Data is key for the digital economy. “Today we have internet, cloud technologies, 5G, faster compute and electricity reaching remote villages. So all these infrastructure-related changes enable us to think of solutions and create them,” she added.
Referring to the IDC report, Bajpai said it is a very good competitive advantage. “In short, we can say real-world applications using innovative technologies require real-time data-driven decisions and actionable insights on a large volume of data. Now, where are the opportunities? And my answer is that opportunities are everywhere,” she said.
New digital markets like YouTube and Netflix didn’t exist decades ago. Given the advancement of technology, fintech firms are scaling new heights. Tech enables healthcare workers to provide better services to senior citizens in rural areas. “Similarly when we talk about traditional markets, businesses which have been in existence, and already matured businesses, how are they going through digital transformation? Fintech or the banking industry is a very good example of ongoing digital transformation,” she said.
The first enabler is data which can come in multiple formats ranging from numeric and textual to audio and images. It can also come from sensors. “When it comes to processing the data or getting meaningful insight from it, AI and ML come into the picture. While data processing and visualisation are the second enablers, infrastructure is the third,” Bajpai said.

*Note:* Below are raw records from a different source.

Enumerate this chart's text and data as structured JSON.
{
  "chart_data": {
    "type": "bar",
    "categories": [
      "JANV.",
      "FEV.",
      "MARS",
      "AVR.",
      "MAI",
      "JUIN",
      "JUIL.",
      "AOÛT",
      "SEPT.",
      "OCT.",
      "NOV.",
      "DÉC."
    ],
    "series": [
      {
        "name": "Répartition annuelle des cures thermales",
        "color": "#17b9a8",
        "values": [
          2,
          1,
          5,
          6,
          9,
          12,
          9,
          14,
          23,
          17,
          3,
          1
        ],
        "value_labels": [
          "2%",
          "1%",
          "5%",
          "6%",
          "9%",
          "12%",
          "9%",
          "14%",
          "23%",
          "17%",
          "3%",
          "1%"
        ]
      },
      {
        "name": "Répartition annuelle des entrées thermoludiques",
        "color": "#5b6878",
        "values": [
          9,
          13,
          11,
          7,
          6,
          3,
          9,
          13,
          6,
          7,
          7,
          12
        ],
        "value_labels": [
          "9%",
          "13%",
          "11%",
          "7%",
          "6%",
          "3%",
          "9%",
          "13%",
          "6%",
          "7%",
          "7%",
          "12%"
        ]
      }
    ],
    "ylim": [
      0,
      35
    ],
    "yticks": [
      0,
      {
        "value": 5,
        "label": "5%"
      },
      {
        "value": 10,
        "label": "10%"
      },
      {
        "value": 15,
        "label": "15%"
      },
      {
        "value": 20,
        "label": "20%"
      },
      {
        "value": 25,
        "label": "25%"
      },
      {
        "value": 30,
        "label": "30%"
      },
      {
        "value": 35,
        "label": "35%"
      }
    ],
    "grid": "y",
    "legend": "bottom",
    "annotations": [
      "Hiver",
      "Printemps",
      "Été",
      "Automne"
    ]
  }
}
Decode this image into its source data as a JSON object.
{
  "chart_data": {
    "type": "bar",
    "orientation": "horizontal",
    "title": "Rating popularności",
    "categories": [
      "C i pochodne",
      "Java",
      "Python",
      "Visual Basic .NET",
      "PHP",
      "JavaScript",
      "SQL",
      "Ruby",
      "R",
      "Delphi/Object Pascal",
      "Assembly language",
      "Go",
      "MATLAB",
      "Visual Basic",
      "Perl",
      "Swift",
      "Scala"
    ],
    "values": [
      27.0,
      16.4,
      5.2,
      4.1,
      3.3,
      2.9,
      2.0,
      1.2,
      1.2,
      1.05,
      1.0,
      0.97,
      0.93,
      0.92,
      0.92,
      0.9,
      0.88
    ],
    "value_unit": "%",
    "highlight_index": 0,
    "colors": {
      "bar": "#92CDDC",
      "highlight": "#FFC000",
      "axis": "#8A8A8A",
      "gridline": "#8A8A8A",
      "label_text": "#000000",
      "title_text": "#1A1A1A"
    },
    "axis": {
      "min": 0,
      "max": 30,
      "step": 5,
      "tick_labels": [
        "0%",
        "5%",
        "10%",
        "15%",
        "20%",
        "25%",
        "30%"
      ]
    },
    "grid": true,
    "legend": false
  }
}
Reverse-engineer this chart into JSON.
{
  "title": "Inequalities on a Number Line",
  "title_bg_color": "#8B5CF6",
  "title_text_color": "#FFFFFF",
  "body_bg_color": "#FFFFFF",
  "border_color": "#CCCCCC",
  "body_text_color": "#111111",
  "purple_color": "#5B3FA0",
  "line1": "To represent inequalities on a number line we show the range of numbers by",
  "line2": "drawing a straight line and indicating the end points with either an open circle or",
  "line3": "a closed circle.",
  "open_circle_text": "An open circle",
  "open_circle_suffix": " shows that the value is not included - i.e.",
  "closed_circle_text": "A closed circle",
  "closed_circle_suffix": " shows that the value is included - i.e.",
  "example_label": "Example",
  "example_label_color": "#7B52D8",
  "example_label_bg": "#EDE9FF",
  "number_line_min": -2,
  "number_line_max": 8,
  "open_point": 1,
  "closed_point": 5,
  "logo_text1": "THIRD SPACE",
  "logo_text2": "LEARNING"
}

She said, depending on the type of data, it will be stored in an autonomous database or in an object storage. The data can be used by a data scientist to create a custom AI or ML model depending on the business needs. Further, data stored in the autonomous database can be utilised to schedule ML training jobs. “In certain business use cases, pre-trained AI models which are available to you in the form of AI services can be utilised. That service can be exposed to the external world using API data.
“A layer of infrastructure supports any application created using AI data science or ML services. And also the visualisation because you want to visually understand what data is trying to convey at the end,” Bajpai said.
Now, business use cases define how the data should be looked at. And based on the business use case, different algorithms can be selected for the same data. “For example, if you are running an e-commerce portal, you may be interested in understanding how to improve your product recommendation engine or as a retailer, you may be interested in understanding what the right price for maximising profitability is.
“So, depending on the equation or objective or key business requirement that you have, you may be interested in finding the answer to a particular question or solving a particular problem. Now, depending on the problem in hand, we need to understand what data is to be processed. And, if you do not have data, how to secure the data and then what should be the right AI and ML algorithm that can understand some patterns in data. Data can often be very simple, and certain rules can be applied. However, there can often be hidden complexities or patterns inside the data, which AI and machine learning can capture. And depending on the insights you get, you can define your business objectives or utilise the insight for the benefit of your business,” she concluded.